Aucune exigence légale n’impose de vérifier le respect de l’obligation de transparence financière au regard des deux derniers exercices clos de l’organisation syndicale. Seul le dernier exercice clos précédant l’année au cours de laquelle a été exercée la prérogative syndicale en cause compte.
La transparence financière est l’un des critères que doit satisfaire un syndicat pour être représentatif. Elle se traduit par l’obligation de tenir des comptes annuels qui doivent être justifiés, arrêtés par un organe chargé de la direction, approuvés, et publiés (art. L. 2135-1 et suivants du code du travail). Les conditions liées à la tenue de ces comptes varient selon les ressources du syndicat. Ainsi, les syndicats dont les ressources sont inférieures à 2 000€ à la clôture d’un exercice doivent tenir un livre mentionnant chronologiquement le montant et l’origine des ressources et des dépenses, ainsi que les références au pièces justificatives (art. D. 2135-4). Cela implique-t-il que ces exigences soient respectées, sous peine de ne pas satisfaire le critère de transparence financière, pour tous les exercices clos ? Ou seulement pour l’exercice clos précédant la prérogative syndicale ? C’est la question à laquelle répond la Cour de cassation dans cet arrêt.
La transparence financière ne doit être évaluée que sur le dernier exercice clos
Dans cette affaire, le syndicat Rassemblement syndical RATP (RS-RATP) a, le 1er avril 2019, notifié à la RATP la désignation d’un représentant de section syndicale (RSS) au sein de l’un de ses établissements. Cependant, considérant que le syndicat RS-RATP ne remplissait pas le critère de transparence financière, la RATP demande l’annulation de cette désignation. Rappelons en effet que la Cour de cassation considère, depuis un arrêt du 22 février 2017 (lire notre article), que tout syndicat doit, pour pouvoir exercer des prérogatives dans l’entreprise, satisfaire au critère de transparence financière. Cet arrêt était en outre rendu à l’occasion de la désignation d’un RSS.
La RATP soutient notamment que les comptes des années 2014 à 2017 publiés par le syndicat comportent des irrégularités. Celles-ci, estime l’entreprise, sont de nature à remettre en cause la transparence financière du syndicat, exigée pour la validité de la désignation d’un RSS.
La Cour de cassation ne retient pas cette argumentation. Elle estime qu’aucune exigence légale n’impose de vérifier le respect de l’obligation de transparence financière au regard des deux derniers exercices clos de l’organisation syndicale. Autrement dit, la transparence financière ne doit être évaluée que sur le dernier exercice clos. Ainsi, la désignation litigieuse étant intervenue en avril 2019, seul l’exercice de l’année 2018 devait être étudié. Les irrégularités tenant aux comptes des années précédentes ne pouvaient donc être prises en compte pour établir si le syndicat respectait, ou non, le critère de transparence financière lorsqu’il a désigné son RSS.

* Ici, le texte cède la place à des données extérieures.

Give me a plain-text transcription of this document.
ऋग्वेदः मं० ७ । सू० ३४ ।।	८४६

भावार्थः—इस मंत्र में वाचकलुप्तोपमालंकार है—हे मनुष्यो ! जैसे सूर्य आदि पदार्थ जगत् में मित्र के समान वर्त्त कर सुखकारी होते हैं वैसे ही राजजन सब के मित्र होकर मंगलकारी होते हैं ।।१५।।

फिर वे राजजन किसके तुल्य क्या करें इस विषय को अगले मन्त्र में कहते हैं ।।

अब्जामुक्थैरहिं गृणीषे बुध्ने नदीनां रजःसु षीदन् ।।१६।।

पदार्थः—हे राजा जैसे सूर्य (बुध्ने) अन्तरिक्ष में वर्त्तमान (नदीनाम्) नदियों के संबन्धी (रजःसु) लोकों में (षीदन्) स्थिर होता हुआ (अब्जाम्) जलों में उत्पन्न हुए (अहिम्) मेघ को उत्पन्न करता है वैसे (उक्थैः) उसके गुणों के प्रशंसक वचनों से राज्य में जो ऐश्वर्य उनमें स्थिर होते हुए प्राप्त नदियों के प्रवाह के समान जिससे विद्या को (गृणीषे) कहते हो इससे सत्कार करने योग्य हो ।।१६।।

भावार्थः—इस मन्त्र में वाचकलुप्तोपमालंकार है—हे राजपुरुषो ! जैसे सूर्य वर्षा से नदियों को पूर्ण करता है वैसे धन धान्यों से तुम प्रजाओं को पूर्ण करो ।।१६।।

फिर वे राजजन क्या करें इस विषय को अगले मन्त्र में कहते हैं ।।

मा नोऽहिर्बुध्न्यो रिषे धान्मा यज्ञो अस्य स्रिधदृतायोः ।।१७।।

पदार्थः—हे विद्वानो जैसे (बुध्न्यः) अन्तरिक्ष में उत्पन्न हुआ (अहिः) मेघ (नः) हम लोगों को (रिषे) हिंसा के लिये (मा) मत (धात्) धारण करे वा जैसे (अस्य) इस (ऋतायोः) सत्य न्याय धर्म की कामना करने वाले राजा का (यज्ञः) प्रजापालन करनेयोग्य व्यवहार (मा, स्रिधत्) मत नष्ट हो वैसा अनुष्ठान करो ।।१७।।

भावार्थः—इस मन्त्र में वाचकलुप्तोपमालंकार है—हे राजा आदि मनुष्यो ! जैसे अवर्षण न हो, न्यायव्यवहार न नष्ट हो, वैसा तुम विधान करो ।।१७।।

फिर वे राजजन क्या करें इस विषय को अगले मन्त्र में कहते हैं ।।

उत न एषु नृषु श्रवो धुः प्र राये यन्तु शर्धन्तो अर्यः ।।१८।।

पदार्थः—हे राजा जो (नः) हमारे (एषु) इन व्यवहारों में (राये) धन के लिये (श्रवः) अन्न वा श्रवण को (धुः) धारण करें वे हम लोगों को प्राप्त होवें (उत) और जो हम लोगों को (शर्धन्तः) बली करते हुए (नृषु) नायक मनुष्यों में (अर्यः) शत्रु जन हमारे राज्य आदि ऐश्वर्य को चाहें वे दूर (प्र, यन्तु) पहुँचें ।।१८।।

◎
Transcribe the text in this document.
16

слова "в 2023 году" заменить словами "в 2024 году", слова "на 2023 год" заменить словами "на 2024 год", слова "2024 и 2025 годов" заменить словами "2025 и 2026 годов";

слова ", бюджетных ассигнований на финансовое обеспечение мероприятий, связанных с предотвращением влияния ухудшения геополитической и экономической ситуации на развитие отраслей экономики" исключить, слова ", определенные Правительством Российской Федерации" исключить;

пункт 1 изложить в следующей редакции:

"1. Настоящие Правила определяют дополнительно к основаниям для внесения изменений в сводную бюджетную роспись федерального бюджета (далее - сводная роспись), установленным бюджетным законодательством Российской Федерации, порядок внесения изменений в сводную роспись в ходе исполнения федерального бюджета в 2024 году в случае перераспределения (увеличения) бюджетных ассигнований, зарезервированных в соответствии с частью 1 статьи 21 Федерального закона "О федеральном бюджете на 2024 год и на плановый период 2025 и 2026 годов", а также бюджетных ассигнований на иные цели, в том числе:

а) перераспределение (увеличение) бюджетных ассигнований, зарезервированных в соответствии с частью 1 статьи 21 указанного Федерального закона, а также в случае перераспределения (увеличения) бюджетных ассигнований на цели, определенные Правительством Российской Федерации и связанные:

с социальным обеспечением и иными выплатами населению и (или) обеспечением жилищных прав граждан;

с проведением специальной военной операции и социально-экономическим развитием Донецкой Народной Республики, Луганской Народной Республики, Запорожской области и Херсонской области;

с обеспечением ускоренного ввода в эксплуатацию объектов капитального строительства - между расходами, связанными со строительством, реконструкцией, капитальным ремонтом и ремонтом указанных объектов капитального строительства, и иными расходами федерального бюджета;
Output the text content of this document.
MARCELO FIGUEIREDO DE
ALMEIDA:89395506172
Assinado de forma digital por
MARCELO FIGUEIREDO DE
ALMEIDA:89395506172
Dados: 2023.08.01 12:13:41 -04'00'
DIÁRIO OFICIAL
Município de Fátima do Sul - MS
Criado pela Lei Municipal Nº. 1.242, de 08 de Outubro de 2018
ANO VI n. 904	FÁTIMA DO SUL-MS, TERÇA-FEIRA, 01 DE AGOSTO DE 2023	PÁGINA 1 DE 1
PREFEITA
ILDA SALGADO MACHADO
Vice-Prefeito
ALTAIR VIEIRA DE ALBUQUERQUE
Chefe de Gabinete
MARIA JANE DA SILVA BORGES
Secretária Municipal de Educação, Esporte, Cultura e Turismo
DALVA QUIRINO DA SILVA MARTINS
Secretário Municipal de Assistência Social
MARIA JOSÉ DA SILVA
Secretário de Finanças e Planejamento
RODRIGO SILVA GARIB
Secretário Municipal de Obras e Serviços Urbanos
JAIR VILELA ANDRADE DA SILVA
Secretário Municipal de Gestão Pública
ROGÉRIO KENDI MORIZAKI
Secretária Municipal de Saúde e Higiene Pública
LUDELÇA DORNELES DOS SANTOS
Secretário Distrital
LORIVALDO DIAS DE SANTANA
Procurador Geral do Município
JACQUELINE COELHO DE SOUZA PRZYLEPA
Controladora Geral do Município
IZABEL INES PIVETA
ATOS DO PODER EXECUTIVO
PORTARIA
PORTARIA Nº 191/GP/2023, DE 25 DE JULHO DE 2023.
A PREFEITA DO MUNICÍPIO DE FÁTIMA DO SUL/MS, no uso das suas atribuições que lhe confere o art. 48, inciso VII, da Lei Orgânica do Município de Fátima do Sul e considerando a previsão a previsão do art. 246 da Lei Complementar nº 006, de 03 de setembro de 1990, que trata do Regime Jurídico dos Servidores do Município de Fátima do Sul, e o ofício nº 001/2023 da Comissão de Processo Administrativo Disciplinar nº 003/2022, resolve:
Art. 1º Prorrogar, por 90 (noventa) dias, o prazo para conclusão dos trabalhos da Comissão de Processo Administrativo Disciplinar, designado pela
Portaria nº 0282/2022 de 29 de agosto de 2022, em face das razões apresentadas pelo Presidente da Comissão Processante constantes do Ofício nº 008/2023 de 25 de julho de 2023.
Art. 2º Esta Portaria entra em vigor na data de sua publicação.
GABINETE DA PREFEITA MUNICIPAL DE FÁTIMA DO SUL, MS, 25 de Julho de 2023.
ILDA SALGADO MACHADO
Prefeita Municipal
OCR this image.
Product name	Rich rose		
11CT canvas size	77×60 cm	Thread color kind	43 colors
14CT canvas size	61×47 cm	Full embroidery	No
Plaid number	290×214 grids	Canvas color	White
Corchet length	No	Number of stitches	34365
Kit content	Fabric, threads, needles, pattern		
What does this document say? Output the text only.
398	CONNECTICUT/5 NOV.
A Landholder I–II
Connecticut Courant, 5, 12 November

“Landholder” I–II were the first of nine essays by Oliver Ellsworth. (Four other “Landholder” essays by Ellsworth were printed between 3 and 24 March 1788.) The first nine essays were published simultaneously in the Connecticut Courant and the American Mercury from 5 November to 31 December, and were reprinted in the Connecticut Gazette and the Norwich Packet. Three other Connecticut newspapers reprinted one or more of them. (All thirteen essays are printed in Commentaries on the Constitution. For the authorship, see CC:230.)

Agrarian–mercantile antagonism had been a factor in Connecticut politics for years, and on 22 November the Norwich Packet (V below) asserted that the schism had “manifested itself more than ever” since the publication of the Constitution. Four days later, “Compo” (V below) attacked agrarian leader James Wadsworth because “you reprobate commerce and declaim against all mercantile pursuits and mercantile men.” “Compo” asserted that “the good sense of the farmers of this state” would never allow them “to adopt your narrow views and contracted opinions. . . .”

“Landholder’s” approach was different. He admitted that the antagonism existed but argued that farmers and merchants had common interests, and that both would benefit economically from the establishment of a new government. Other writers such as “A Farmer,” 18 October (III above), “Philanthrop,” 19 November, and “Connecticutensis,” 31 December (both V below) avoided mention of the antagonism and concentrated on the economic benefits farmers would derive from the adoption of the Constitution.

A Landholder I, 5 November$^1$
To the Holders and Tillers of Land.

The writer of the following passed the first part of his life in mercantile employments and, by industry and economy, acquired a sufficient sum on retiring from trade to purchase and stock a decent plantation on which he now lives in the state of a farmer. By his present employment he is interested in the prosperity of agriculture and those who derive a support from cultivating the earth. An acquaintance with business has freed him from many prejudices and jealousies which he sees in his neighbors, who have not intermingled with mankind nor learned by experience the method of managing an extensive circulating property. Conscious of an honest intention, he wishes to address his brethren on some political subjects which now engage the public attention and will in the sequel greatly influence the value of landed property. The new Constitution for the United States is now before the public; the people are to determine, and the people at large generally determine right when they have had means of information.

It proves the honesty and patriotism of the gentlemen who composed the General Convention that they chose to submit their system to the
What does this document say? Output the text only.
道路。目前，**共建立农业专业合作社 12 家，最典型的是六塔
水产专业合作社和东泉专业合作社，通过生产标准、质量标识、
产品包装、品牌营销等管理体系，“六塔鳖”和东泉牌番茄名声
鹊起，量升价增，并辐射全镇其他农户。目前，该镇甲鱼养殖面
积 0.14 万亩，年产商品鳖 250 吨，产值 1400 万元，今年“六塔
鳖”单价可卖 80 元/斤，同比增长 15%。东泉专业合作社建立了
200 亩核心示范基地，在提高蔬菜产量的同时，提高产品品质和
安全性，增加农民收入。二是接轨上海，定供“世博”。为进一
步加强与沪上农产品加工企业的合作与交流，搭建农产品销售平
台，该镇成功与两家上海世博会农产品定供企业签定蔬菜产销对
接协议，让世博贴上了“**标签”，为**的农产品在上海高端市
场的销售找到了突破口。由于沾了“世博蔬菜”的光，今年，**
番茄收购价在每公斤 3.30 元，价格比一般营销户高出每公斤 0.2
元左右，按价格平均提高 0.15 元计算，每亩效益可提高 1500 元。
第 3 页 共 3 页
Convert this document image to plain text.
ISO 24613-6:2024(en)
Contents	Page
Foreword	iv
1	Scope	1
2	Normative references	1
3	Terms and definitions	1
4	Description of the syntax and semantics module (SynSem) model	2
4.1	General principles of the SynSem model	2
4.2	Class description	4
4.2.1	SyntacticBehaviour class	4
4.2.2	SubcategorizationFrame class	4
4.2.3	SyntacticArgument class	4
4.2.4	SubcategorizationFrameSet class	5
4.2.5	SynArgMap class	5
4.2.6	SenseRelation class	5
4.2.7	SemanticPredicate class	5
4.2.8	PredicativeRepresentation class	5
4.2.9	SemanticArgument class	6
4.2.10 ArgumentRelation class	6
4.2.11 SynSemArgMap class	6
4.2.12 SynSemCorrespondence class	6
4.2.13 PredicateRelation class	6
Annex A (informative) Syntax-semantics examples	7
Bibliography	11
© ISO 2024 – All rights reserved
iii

La transparence financière est respectée même si les comptes sont seulement « en cours » d’approbation et de publication
Concernant les comptes de l’année 2018, la RATP soutient que, bien que le syndicat ait produit une attestation d’un cabinet comptable certifiant de la régularité et de la sincérité des comptes, ces comptes n’étaient ni publiés, ni approuvés à la date de la désignation contestée.
Mais la Cour de cassation, une nouvelle fois, balaye cet argument. Elle relève que les comptes de l’année 2018 devaient être soumis pour approbation à l’assemblée générale devant se tenir en juin 2019. Puisque les formalités d’approbation et de publicité des comptes étaient en cours d’établissement, elle juge que le critère de transparence financière était bien satisfait lors de la désignation du salarié en qualité de RSS.
Notons pour finir que, dans un arrêt du 13 juin 2019 (lire notre article), la Cour de cassation avait jugé que lorsque les comptes du syndicat n’ont pas été approuvés par l’organe statutaire compétent, le critère de transparence financière n’était pas satisfait. Ce nouvel arrêt du 10 février 2021 semble donc apporter de la souplesse, dans le cas où l’approbation des comptes serait effectivement prévue peu de temps après la prérogative syndicale en cause.